Жили-были

Шкловский Виктор Борисович

«Жили-были» — книга, которую известный писатель В. Шкловский писал всю свою долгую литературную жизнь. Но это не просто и не только воспоминания. Кроме памяти мемуариста в книге присутствует живой ум современника, умеющего слушать поступь времени и схватывать его перемены.

В книге есть вещи, написанные в двадцатые годы («ZOO или Письма не о любви»), перед войной (воспоминания о Маяковском), в самое последнее время («Жили-были» и другие мемуарные записи, которые печатались в шестидесятые годы в журнале «Знамя»).

В. Шкловский рассказывает о людях, с которыми встречался, о среде, в которой был, — чаще всего это люди и среда искусства. Встреч было много, люди изображаются самые разные — от забытых и полузабытых до тех, чьи имена глубоко вошли в историю нашей культуры (Горький, Циолковский, Эйзенштейн, Вс. Иванов, Бабель и другие).

Их портреты складываются в картину, в которой есть множество живых подробностей, позволяющих ощутить дух времени и увидеть, в какой сложной борьбе росла молодая советская литература.

ЖИЛИ-БЫЛИ

Детство

Почему начинаю с описания детства?

Много раз начинал писать и писал воспоминания как дневник. Записывал то, что происходит, чтобы понять. Те книги вышли в 30-х годах. Прошло для книг и двадцать, и тридцать, и сорок лет. Теперь пишу уже воспоминания. Стараюсь писать и теперь то, что видел и слышал, а не то, что прочитал. Воспоминания легче всего делать по книгам, но книги — чужое восприятие и обыкновенно уже обобщенное.
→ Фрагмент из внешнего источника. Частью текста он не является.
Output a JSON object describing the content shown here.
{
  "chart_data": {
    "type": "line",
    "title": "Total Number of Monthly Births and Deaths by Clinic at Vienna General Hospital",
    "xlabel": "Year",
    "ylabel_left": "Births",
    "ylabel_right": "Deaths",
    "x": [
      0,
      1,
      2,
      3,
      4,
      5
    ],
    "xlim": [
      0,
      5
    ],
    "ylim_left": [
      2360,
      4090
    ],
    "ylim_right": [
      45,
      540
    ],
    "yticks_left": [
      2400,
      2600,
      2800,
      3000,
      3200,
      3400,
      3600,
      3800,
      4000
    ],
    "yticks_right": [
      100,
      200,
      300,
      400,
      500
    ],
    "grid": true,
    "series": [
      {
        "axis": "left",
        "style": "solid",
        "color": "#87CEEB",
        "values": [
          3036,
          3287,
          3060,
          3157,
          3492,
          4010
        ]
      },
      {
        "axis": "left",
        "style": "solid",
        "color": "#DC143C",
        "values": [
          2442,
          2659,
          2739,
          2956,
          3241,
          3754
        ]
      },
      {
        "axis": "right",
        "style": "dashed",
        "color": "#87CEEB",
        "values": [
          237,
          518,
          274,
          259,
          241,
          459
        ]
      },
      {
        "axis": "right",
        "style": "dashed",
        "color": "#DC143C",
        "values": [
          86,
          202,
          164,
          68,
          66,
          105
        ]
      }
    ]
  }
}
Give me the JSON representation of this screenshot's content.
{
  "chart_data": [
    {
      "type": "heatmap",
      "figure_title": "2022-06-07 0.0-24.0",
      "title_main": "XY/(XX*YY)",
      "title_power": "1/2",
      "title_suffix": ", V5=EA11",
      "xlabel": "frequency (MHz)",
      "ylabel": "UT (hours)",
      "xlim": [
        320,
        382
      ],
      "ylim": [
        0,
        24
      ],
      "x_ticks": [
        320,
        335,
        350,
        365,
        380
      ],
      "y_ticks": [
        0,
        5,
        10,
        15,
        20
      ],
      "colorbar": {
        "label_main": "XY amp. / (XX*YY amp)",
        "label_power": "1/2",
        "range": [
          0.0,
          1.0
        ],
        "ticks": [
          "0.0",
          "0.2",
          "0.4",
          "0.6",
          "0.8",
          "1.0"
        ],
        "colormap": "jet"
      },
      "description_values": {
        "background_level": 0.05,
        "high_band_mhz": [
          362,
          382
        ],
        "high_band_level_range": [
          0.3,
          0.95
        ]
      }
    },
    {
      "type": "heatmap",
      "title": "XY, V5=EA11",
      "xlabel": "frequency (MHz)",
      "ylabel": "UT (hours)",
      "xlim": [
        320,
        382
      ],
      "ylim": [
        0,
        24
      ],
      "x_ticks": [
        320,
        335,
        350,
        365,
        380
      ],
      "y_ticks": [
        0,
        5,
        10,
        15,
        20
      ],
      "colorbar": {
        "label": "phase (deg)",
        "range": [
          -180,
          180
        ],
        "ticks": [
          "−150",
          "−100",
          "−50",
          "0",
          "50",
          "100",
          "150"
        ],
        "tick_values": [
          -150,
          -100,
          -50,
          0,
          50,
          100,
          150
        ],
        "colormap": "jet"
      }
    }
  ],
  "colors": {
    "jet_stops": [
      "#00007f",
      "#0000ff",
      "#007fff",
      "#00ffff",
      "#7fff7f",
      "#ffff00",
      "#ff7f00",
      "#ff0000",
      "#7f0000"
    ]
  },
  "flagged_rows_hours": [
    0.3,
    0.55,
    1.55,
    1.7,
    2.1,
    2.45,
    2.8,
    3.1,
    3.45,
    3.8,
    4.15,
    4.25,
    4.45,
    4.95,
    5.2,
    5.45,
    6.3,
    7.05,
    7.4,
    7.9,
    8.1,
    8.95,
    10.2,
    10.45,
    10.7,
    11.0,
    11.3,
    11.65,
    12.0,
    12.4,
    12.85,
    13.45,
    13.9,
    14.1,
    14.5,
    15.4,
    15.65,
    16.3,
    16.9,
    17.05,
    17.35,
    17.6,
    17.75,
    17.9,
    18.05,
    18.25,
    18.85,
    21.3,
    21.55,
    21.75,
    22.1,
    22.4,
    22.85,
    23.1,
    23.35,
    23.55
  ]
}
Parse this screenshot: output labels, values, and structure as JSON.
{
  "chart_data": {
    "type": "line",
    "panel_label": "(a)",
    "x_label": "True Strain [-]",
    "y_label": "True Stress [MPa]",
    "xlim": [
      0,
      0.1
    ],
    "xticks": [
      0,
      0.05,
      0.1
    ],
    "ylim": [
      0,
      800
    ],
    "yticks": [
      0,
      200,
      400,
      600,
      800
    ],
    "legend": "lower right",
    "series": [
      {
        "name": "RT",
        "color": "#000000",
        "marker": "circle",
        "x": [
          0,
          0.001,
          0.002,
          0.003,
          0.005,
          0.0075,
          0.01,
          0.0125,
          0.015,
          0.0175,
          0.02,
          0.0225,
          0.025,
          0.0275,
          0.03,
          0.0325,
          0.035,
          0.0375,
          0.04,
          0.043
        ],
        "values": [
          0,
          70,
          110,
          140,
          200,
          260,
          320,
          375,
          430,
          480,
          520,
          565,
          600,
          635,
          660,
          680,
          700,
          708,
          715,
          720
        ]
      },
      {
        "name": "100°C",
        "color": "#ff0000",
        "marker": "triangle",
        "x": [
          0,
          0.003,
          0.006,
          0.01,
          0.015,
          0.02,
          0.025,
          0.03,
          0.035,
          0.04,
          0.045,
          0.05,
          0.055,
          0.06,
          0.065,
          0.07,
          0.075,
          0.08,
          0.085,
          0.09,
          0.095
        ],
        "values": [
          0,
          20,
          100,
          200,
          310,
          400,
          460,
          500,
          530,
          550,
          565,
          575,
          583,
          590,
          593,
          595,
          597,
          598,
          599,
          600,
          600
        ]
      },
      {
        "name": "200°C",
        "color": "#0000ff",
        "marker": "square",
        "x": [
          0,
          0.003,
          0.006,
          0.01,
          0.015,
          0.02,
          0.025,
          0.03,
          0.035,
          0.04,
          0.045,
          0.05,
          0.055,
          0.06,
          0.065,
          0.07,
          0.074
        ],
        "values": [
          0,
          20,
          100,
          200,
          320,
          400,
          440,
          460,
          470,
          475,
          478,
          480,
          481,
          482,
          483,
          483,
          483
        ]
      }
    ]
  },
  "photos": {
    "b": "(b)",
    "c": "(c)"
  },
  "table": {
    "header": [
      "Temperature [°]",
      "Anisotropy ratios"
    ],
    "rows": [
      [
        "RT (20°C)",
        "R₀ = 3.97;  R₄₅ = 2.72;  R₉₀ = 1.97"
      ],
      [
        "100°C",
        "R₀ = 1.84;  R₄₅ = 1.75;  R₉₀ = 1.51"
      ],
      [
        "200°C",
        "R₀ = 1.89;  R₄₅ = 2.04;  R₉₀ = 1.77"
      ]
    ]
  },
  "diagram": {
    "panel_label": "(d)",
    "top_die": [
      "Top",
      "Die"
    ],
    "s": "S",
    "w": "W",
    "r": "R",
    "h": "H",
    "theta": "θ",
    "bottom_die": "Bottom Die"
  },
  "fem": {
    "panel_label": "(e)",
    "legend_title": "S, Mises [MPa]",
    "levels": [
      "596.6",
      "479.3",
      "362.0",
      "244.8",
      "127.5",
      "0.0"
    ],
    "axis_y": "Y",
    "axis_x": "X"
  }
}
Кажется всегда, что тот мир, в котором живешь сейчас, и прежде существовал. А между тем были иные улицы — они были зимой белые и тихие, были иные окна, через которые мы смотрели на эти улицы или старались смотреть, потому что зимой окна замерзали, а летом стекла замазывали, чтобы не выгорали обои.

Я начинаю писать под Москвой. Через поле от меня аэродром «Шереметьево».

Как будто самой скоростью вытянутые тела быстролётов предваряют своим появлением свист. Свист, разрезая воздух, подтверждает то, что минуло для глаза; привыкаю.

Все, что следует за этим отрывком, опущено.